Ai tempi della Serbia, nel ’99, il governo si mosse senza chiedere il permesso a nessuno. La scelta è maturata lentamente, con sofferenza, con i soliti tentennamenti di Obama, con l’Europa spaccata a metà, fra guasconate francesi e atteggiamenti troppo astuti e alla fine melensi della Germania. Poi tutti sono arrivati a decidere insieme che con Gheddafi non si può andare avanti. Ognuno avrà un ruolo diverso, ma l’insieme dei Paesi occidentali si è schierato insieme, ha avuto la forza di evitare i veti di Cina e Russia, si è trascinato dietro la Lega Araba, la Nato, tanti Paesi fuori dell’UE che vogliono unirsi all’impresa. È un principio elementare quanto indispensabile e per niente ovvio nel nostro tempo: i dittatori sanguinari non possono essere sopportati, anche se la realpolitik talora spingerebbe a chiudere tutti e due gli occhi.

La risoluzione 1973 del consiglio di sicurezza dell’ONU batte molti record: non si era mai vista tanta convergenza intorno a una risoluzione basata su uno dei principi fondanti dell’ONU, la «responsabilità di proteggere», che le Nazioni Unite avevano da tempo dimenticata, tutte prese nelle loro maggioranze automatiche che invece spesso proteggono i dittatori in assemblea e nelle commissioni, per esempio dei diritti umani o per le donne. E invece stavolta siamo arrivati a una stessa conclusione noi del mondo democratico: gli Stati Uniti, la Francia, l’Inghilterra, l’Italia abbiamo imposto la nostra visione del mondo e abbiamo costretta la vecchia carcassa a dire alcune cose che ci stanno a cuore, e noi italiani l’abbiamo fatto un po’ eroicamente, pieni di preoccupazione. Gheddafi abita molto vicino, ci sta quasi attaccato addosso, quel braccio di mare è così piccolo, valanghe di immigrati possono riversarsi da noi se dovesse cominciare un bombardamento aereo o d’altro tipo; senza Gheddafi non sappiamo cosa può accadere, ma un raìs ferito e sopravvissuto potrebbe fare di noi l’oggetto del suo odio più accanito.
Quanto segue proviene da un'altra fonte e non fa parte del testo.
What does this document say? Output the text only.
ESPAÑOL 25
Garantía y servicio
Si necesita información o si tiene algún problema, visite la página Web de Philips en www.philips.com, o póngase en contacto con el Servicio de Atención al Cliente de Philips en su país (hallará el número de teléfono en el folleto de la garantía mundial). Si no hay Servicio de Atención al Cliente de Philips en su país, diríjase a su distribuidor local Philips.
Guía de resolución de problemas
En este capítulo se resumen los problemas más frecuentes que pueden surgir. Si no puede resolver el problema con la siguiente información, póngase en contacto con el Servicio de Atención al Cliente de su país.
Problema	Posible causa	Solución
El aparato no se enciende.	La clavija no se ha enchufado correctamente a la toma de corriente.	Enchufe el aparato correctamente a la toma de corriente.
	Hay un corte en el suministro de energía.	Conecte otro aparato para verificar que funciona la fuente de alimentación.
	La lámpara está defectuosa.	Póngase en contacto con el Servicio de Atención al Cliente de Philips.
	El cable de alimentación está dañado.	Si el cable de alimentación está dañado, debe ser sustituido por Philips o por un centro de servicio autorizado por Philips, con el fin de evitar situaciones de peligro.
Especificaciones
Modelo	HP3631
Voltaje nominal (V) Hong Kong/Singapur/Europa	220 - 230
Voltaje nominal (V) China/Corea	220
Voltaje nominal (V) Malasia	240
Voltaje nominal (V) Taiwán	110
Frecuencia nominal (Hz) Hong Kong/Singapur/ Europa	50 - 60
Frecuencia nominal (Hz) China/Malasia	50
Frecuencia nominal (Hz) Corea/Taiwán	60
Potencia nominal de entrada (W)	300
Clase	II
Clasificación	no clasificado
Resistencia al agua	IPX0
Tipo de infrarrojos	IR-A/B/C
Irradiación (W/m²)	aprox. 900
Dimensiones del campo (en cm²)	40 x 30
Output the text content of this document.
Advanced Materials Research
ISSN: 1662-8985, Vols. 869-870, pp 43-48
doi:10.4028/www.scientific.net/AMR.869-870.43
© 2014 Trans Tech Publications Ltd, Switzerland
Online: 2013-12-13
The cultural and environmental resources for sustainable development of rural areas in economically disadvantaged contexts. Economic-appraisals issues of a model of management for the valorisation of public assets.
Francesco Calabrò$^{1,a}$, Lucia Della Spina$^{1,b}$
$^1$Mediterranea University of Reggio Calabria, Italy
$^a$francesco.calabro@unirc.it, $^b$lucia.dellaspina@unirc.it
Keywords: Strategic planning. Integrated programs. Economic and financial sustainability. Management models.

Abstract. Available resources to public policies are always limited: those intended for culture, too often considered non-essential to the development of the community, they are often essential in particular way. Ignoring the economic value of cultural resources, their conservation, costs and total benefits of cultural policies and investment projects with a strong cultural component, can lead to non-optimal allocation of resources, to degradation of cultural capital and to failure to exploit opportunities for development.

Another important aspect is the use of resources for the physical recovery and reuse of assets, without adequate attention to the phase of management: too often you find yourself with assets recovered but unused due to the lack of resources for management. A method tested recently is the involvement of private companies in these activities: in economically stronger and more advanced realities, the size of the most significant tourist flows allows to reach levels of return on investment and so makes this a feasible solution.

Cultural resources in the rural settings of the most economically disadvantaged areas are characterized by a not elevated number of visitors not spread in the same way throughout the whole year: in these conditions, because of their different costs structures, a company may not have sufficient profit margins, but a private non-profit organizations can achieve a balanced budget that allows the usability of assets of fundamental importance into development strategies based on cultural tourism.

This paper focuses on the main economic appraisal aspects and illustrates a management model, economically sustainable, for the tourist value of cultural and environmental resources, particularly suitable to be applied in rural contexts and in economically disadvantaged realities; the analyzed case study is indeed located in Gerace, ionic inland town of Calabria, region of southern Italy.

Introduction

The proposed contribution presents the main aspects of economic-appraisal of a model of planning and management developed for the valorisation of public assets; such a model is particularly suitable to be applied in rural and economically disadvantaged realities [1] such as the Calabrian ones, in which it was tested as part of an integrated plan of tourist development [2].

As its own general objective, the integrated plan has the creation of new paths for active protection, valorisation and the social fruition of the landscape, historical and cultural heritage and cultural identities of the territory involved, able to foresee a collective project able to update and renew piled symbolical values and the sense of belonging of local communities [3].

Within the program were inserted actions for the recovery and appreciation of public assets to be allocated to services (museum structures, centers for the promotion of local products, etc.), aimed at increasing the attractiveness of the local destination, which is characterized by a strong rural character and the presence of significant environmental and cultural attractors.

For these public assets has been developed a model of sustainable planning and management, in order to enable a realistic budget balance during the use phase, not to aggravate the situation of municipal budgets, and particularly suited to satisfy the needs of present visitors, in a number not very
Eppure l’Italia unica è andata a Bengasi a portare aiuto umanitario, unica ha stabilito contatti con i ribelli. Giocando a dadi sulle loro vere intenzioni, certo, ma ci faremo i conti quando saranno salvi. E noi avremo più forza per farceli.
L’apprezzamento è stato grande. Ci siamo fatti paladini presso l’Unione Europea di quel pattugliamento del Mediterraneo che ora pare debba essere un pilastro del cessate il fuoco base del lavorio internazionale.

Ci sono due cose molto importanti che non sappiamo: come finirà e chi sono coloro che vogliono sostituire Gheddafi. Ma sappiamo però, di nuovo, che siamo vivi. Fino a ieri lo erano solo l’Iran che approfittando della confusione attanaglia con le sue chele il canale di Suez e porta armi a Gaza tramite la Siria, e l’Arabia Saudita, che a sua volta contro il pericolo sciita manda i suoi mercenari in Bahrein a aiutare il re. Due grandi forze in movimento. E noi, dove eravamo finora? Adesso fra mille rischi ci siamo, secondo i nostri principi e su una larga base unitaria.

Anche i successori di Gheddafi, se ci saranno, dovranno rispettarci di più e credete a una giornalista che si occupa di mondo arabo da molti anni: il rispetto è tutto da quelle parti.

E anche i dittatori come Assad di Siria, o i prepotenti, come gli hezbollah in Libano, saranno meno temuti dalla loro povera gente, e da noi stessi. Da lontano, c’è chi guarda e protegge, e siamo noi. O almeno, stiamo studiando per questo.